あれ?と思い、水槽をあらゆる角度から覗きこみ、どこかにいるはずのもう1匹探した。いない。わたしの飼っている金魚は確かに3匹だったはずなのに、いくら探しても砂利と水草ばかり。あんなに目立つ赤オレンジ色が見当たらないのである。

死んで浮いているのか?それとも、うっかり外に飛び出したのか??と水面や床も探したが、それでも1匹いなかった。「金魚が消えるはずなんて…」と床に手をついた時、その手が酸素ポンプの管に触れ、水槽の中のポンプがふわ〜っと浮き上がった。その瞬間、ふわ〜っと浮いたポンプの陰から、何か白いものがすいっと出てきたのである。

ドキッとして恐る恐る目をやると、それはうっすらと透き通る骨であった。 まるでサカナクションのロゴのような、綺麗な魚の骨だったのだ。

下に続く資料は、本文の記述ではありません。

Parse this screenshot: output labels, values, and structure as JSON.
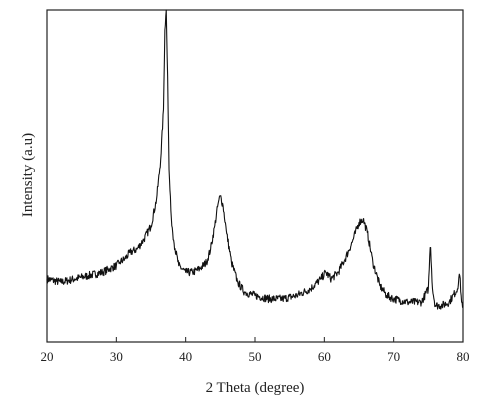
{
  "chart_data": {
    "type": "line",
    "title": "",
    "xlabel": "2 Theta (degree)",
    "ylabel": "Intensity (a.u)",
    "xlim": [
      20,
      80
    ],
    "ylim": [
      0,
      100
    ],
    "x_ticks": [
      20,
      30,
      40,
      50,
      60,
      70,
      80
    ],
    "x_tick_labels": [
      "20",
      "30",
      "40",
      "50",
      "60",
      "70",
      "80"
    ],
    "y_ticks_shown": false,
    "grid": false,
    "legend": "none",
    "line_color": "#111111",
    "series": [
      {
        "x": [
          20,
          22,
          24,
          26,
          28,
          29,
          30,
          30.5,
          31.2,
          32,
          33,
          34,
          35,
          35.8,
          36.4,
          36.8,
          37.0,
          37.2,
          37.4,
          37.6,
          37.9,
          38.3,
          39,
          40,
          41,
          42,
          43,
          43.6,
          44.2,
          44.7,
          45.0,
          45.4,
          45.9,
          46.6,
          47.5,
          48.5,
          50,
          52,
          54,
          56,
          58,
          59.5,
          60.2,
          61,
          62,
          63,
          64,
          65,
          65.6,
          66.2,
          67,
          68,
          69,
          70,
          72,
          74,
          75.0,
          75.3,
          75.6,
          76,
          77,
          78,
          79.2,
          79.5,
          79.8,
          80
        ],
        "y": [
          19,
          18,
          19,
          20,
          21,
          22,
          23,
          24,
          25,
          27,
          28,
          31,
          35,
          43,
          55,
          70,
          94,
          100,
          80,
          52,
          38,
          30,
          23,
          21,
          21,
          22,
          24,
          28,
          35,
          42,
          44,
          41,
          33,
          24,
          18,
          15,
          14,
          13,
          13,
          14,
          16,
          19,
          21,
          19,
          21,
          25,
          30,
          36,
          37,
          33,
          24,
          17,
          14,
          13,
          12,
          12,
          16,
          30,
          16,
          11,
          11,
          12,
          16,
          21,
          12,
          11
        ]
      }
    ]
  }
}
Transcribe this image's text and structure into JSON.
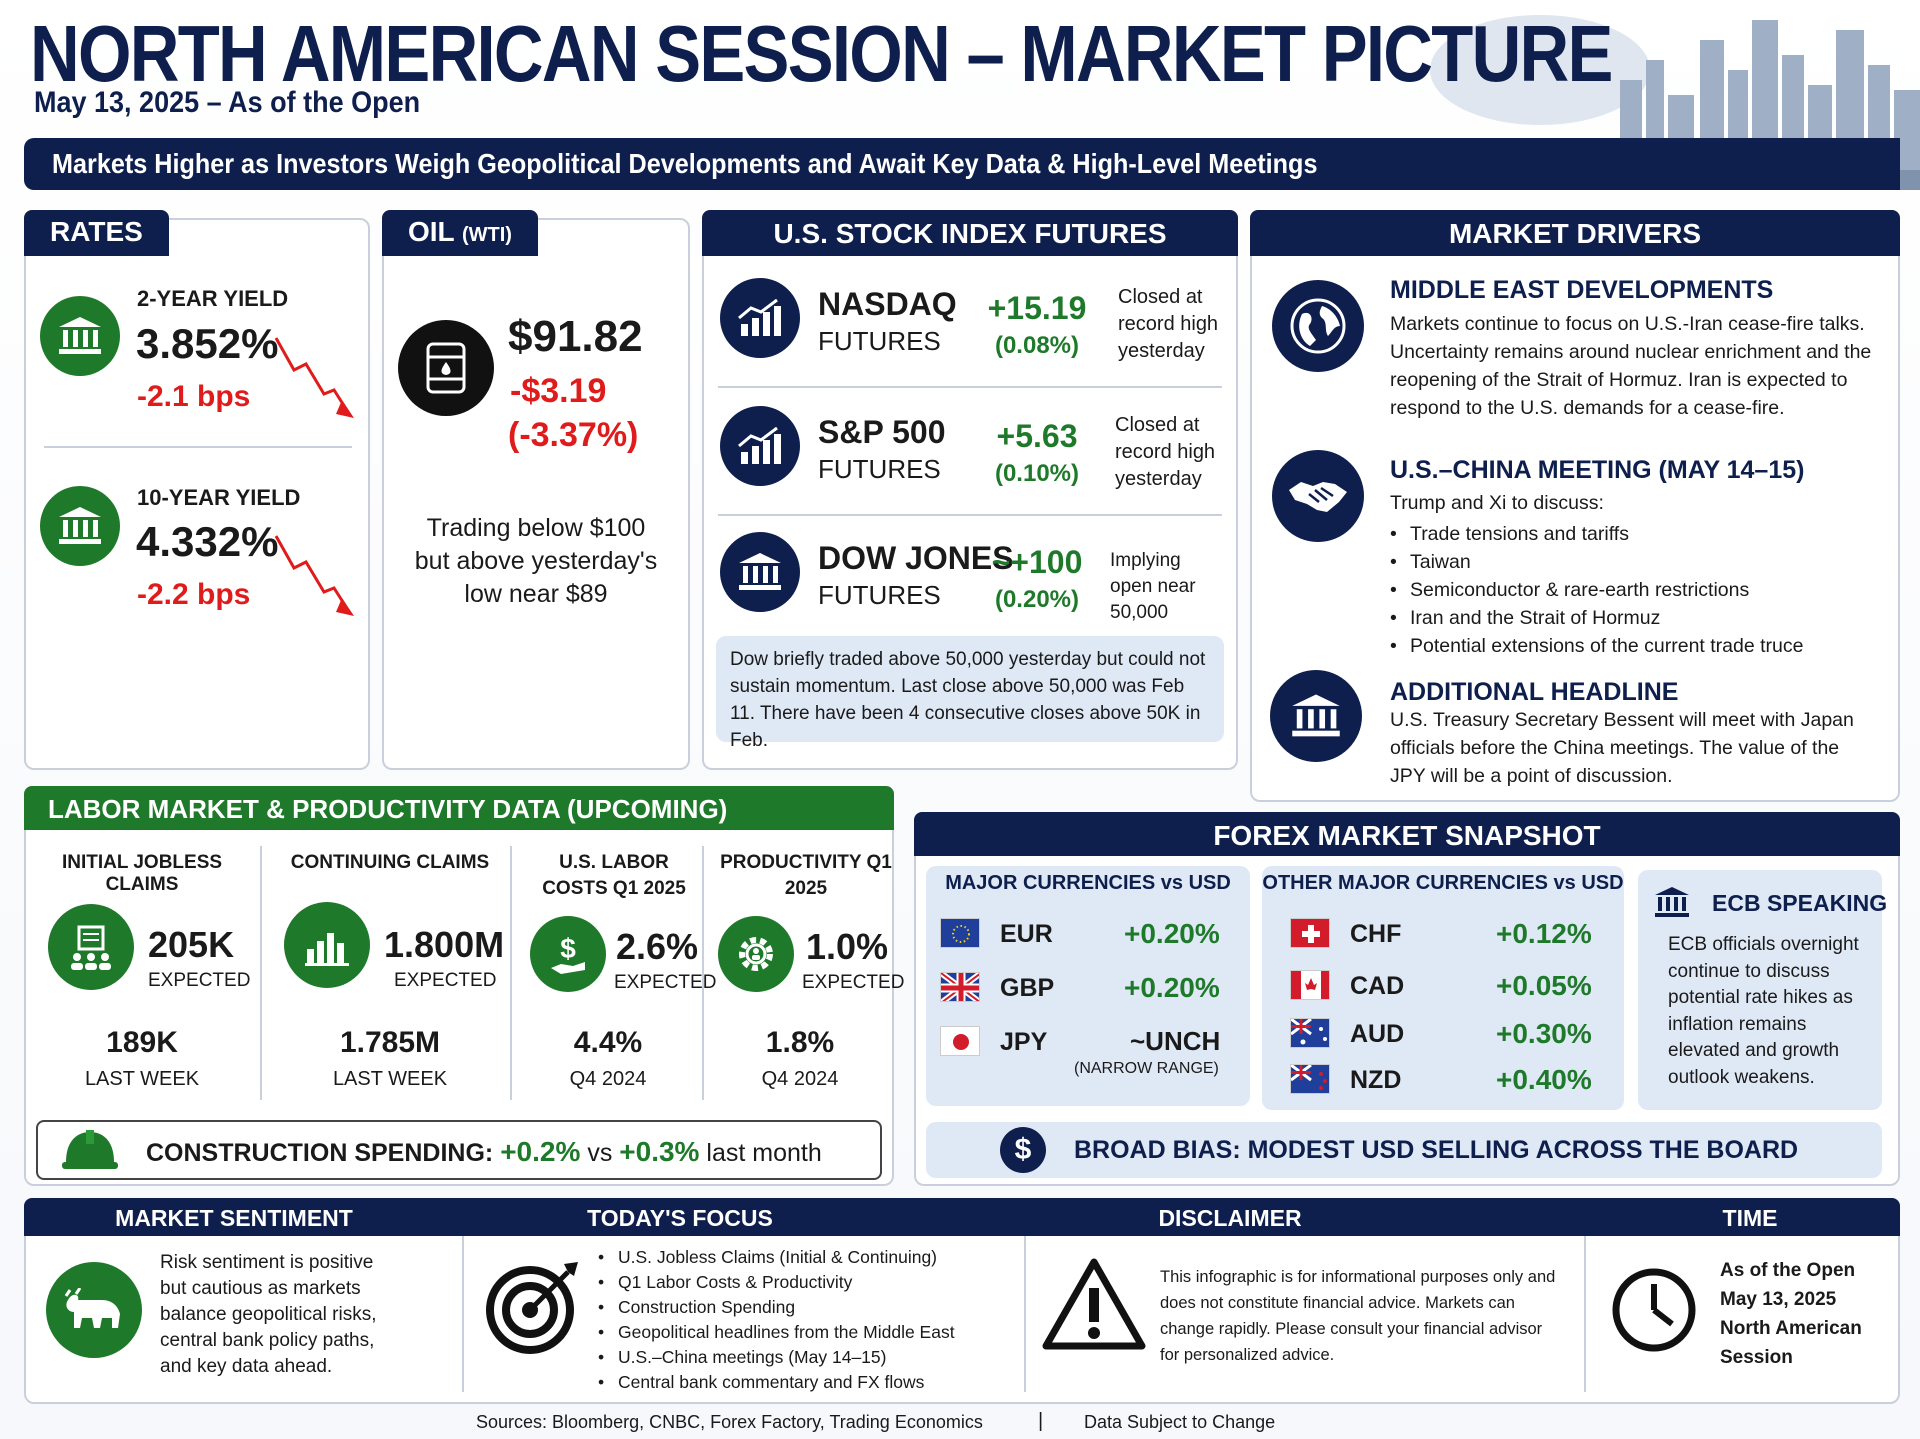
{
  "header": {
    "title": "NORTH AMERICAN SESSION – MARKET PICTURE",
    "date": "May 13, 2025 – As of the Open",
    "banner": "Markets Higher as Investors Weigh Geopolitical Developments and Await Key Data & High-Level Meetings"
  },
  "rates": {
    "title": "RATES",
    "two": {
      "label": "2-YEAR YIELD",
      "value": "3.852%",
      "change": "-2.1 bps"
    },
    "ten": {
      "label": "10-YEAR YIELD",
      "value": "4.332%",
      "change": "-2.2 bps"
    }
  },
  "oil": {
    "title": "OIL",
    "sub": "(WTI)",
    "price": "$91.82",
    "change": "-$3.19",
    "pct": "(-3.37%)",
    "note": "Trading below $100 but above yesterday's low near $89"
  },
  "futures": {
    "title": "U.S. STOCK INDEX FUTURES",
    "items": [
      {
        "name": "NASDAQ",
        "sub": "FUTURES",
        "change": "+15.19",
        "pct": "(0.08%)",
        "note": "Closed at record high yesterday"
      },
      {
        "name": "S&P 500",
        "sub": "FUTURES",
        "change": "+5.63",
        "pct": "(0.10%)",
        "note": "Closed at record high yesterday"
      },
      {
        "name": "DOW JONES",
        "sub": "FUTURES",
        "change": "~+100",
        "pct": "(0.20%)",
        "note": "Implying open near 50,000"
      }
    ],
    "footnote": "Dow briefly traded above 50,000 yesterday but could not sustain momentum. Last close above 50,000 was Feb 11. There have been 4 consecutive closes above 50K in Feb."
  },
  "drivers": {
    "title": "MARKET DRIVERS",
    "mideast": {
      "title": "MIDDLE EAST DEVELOPMENTS",
      "text": "Markets continue to focus on U.S.-Iran cease-fire talks. Uncertainty remains around nuclear enrichment and the reopening of the Strait of Hormuz. Iran is expected to respond to the U.S. demands for a cease-fire."
    },
    "china": {
      "title": "U.S.–CHINA MEETING (MAY 14–15)",
      "intro": "Trump and Xi to discuss:",
      "bullets": [
        "Trade tensions and tariffs",
        "Taiwan",
        "Semiconductor & rare-earth restrictions",
        "Iran and the Strait of Hormuz",
        "Potential extensions of the current trade truce"
      ]
    },
    "additional": {
      "title": "ADDITIONAL HEADLINE",
      "text": "U.S. Treasury Secretary Bessent will meet with Japan officials before the China meetings. The value of the JPY will be a point of discussion."
    }
  },
  "labor": {
    "title": "LABOR MARKET & PRODUCTIVITY DATA (UPCOMING)",
    "items": [
      {
        "label": "INITIAL JOBLESS CLAIMS",
        "value": "205K",
        "exp": "EXPECTED",
        "prev": "189K",
        "prev_label": "LAST WEEK"
      },
      {
        "label": "CONTINUING CLAIMS",
        "value": "1.800M",
        "exp": "EXPECTED",
        "prev": "1.785M",
        "prev_label": "LAST WEEK"
      },
      {
        "label": "U.S. LABOR COSTS Q1 2025",
        "value": "2.6%",
        "exp": "EXPECTED",
        "prev": "4.4%",
        "prev_label": "Q4 2024"
      },
      {
        "label": "PRODUCTIVITY Q1 2025",
        "value": "1.0%",
        "exp": "EXPECTED",
        "prev": "1.8%",
        "prev_label": "Q4 2024"
      }
    ],
    "construction": {
      "label": "CONSTRUCTION SPENDING:",
      "value": "+0.2%",
      "vs": "vs",
      "prev": "+0.3%",
      "tail": "last month"
    }
  },
  "forex": {
    "title": "FOREX MARKET SNAPSHOT",
    "majors_title": "MAJOR CURRENCIES vs USD",
    "majors": [
      {
        "code": "EUR",
        "change": "+0.20%"
      },
      {
        "code": "GBP",
        "change": "+0.20%"
      },
      {
        "code": "JPY",
        "change": "~UNCH",
        "note": "(NARROW RANGE)"
      }
    ],
    "others_title": "OTHER MAJOR CURRENCIES vs USD",
    "others": [
      {
        "code": "CHF",
        "change": "+0.12%"
      },
      {
        "code": "CAD",
        "change": "+0.05%"
      },
      {
        "code": "AUD",
        "change": "+0.30%"
      },
      {
        "code": "NZD",
        "change": "+0.40%"
      }
    ],
    "ecb": {
      "title": "ECB SPEAKING",
      "text": "ECB officials overnight continue to discuss potential rate hikes as inflation remains elevated and growth outlook weakens."
    },
    "bias": "BROAD BIAS:  MODEST USD SELLING ACROSS THE BOARD"
  },
  "footer": {
    "sentiment": {
      "title": "MARKET SENTIMENT",
      "text": "Risk sentiment is positive but cautious as markets balance geopolitical risks, central bank policy paths, and key data ahead."
    },
    "focus": {
      "title": "TODAY'S FOCUS",
      "items": [
        "U.S. Jobless Claims (Initial & Continuing)",
        "Q1 Labor Costs & Productivity",
        "Construction Spending",
        "Geopolitical headlines from the Middle East",
        "U.S.–China meetings (May 14–15)",
        "Central bank commentary and FX flows"
      ]
    },
    "disclaimer": {
      "title": "DISCLAIMER",
      "text": "This infographic is for informational purposes only and does not constitute financial advice. Markets can change rapidly. Please consult your financial advisor for personalized advice."
    },
    "time": {
      "title": "TIME",
      "text": "As of the Open May 13, 2025 North American Session"
    },
    "sources": "Sources: Bloomberg, CNBC, Forex Factory, Trading Economics",
    "divider": "|",
    "note": "Data Subject to Change"
  },
  "colors": {
    "navy": "#0e1f4d",
    "green": "#1e7a2a",
    "red": "#e01b1b"
  }
}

水槽の中で魚が死んだとしても、たった数日で肉体が無くなるなんて事はないはずだ。死んだ1匹は、あろうことか、仲間の2匹に食べられてしまったのである。

死んでから食べられたのか、お腹を空かせた2匹に襲われたのか、わたしには分からなかったが、とにかくショックだった。どちらにしても、共食いするほどに金魚たちを飢えさせたわたしが悪いのだから。

泣きながら網ですくって、マンションの下に埋めた。お墓に名前を書いたふだを立てようと思ったが、1匹骨になってしまったせいで大きさを比べられず、死んだのがどの子かも分からなかったので、あてずっぽうで「ジャイアン」にした。

もう2度と同じ事は繰り返すまいと、生き残った「のび太」と「スネ夫」は慎重に育てたのだが、毎日餌をやったのに、だんだんと弱って死んでしまった。残った2匹も「ジャイアン」のことがショックだったのかもしれない。

 

今でもペットを飼いたいと思うたびに、ジャイアンの綺麗な骨が「本当に大丈夫なの?」とわたしに問いかけるし、いつまで経っても世話ができる自信が持てない。いつかどうか、許されたいと思う。